Successful HD leaders used financing of CBPH, planning, organizational change, and communication to promote effective collaboration with community groups. Regarding financing, “model” health departments (i.e., those making high progress in their building capacity to do CBPH) were able to find innovative ways around categorical funding constraints to support CBPH efforts. Model HDs built the capacity of community partners to apply for grants, designated a portion of categorical funding toward work in CBPH, and used their limited flexible funds to support their work with communities. Model HDs demonstrated a strong commitment to including community members in their planning processes, including planning related to revising mission statements, making major organizational changes, and promoting changes in background and deployment of their workforce. Organizational changes made by model HDs included increasing organizational flexibility, increasing the workforce resources dedicated to working with community, creating units or offices designed to work with community partners, and developing mechanisms for community input into health department planning and practice. Finally, model health departments communicated with the community rather than to the community. Communication strategies for these health departments were consistently designed to build capacity or support community needs for policy and systems change.

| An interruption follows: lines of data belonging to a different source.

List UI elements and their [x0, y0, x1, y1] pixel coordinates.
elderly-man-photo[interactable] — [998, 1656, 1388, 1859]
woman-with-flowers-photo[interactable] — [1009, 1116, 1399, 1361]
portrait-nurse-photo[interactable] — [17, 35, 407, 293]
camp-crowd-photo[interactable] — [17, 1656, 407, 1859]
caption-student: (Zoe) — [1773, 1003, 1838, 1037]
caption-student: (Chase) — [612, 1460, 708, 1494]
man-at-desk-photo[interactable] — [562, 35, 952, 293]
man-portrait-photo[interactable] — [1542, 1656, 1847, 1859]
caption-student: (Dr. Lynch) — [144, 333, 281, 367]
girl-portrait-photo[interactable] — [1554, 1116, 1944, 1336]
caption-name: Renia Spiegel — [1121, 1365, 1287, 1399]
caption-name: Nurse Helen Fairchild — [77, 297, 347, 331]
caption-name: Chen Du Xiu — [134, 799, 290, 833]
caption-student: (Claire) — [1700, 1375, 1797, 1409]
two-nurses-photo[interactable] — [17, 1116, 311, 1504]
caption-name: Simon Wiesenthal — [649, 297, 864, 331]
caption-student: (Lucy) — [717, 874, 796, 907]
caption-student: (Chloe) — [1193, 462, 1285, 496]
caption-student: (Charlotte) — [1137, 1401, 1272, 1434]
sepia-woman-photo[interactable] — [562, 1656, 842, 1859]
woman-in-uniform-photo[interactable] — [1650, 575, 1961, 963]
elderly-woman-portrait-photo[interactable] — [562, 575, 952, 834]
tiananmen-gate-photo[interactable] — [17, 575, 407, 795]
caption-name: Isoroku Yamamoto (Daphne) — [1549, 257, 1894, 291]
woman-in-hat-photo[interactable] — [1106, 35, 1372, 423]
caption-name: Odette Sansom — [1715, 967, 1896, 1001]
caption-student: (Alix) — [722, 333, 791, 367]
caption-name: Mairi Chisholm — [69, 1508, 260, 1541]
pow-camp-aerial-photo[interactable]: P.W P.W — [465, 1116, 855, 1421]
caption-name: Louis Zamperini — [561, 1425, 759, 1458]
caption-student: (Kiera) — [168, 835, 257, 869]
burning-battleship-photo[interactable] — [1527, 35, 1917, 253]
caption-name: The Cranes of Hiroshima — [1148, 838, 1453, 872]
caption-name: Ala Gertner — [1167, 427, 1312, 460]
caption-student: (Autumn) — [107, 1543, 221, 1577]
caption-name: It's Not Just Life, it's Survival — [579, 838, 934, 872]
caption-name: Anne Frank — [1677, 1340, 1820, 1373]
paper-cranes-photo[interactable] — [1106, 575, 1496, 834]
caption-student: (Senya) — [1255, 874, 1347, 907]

A significant limitation in our evaluation was our inability to track long-term changes in population-level health outcomes. This was a deliberate decision based on the relatively short 5-year time frame of the initiative, and it resulted in ratings of significance of the community change outcomes that were largely subjective. Other limitations of the evaluation included difficulties in gathering comprehensive data given the large number of partnerships, the open-ended nature of partnership activities, and the limited data tailored specifically to the geographic areas designated as PPH communities.
A significant strength of the evaluation design was the role of the local evaluators. The local evaluators in many cases became integral partnership members, attending meetings regularly and participating in discussions and decision making. This enabled them to gather better data on partnership structure, processes, activities, and outcomes, and also helped them feed back the data they were collecting more effectively to the partnerships. The relationships they developed with the partnerships assisted in the progress rating process, which required trust that being candid about shortcomings would not affect future partnership funding.
In conclusion, PPH showed that, given the right circumstances and support, health departments can be effective partners with community groups in broader health improvement efforts. These HD–community partnerships led to substantial programmatic, policy and systems changes that, if sustained, can be expected to lead to long-term improvements in community health outcomes.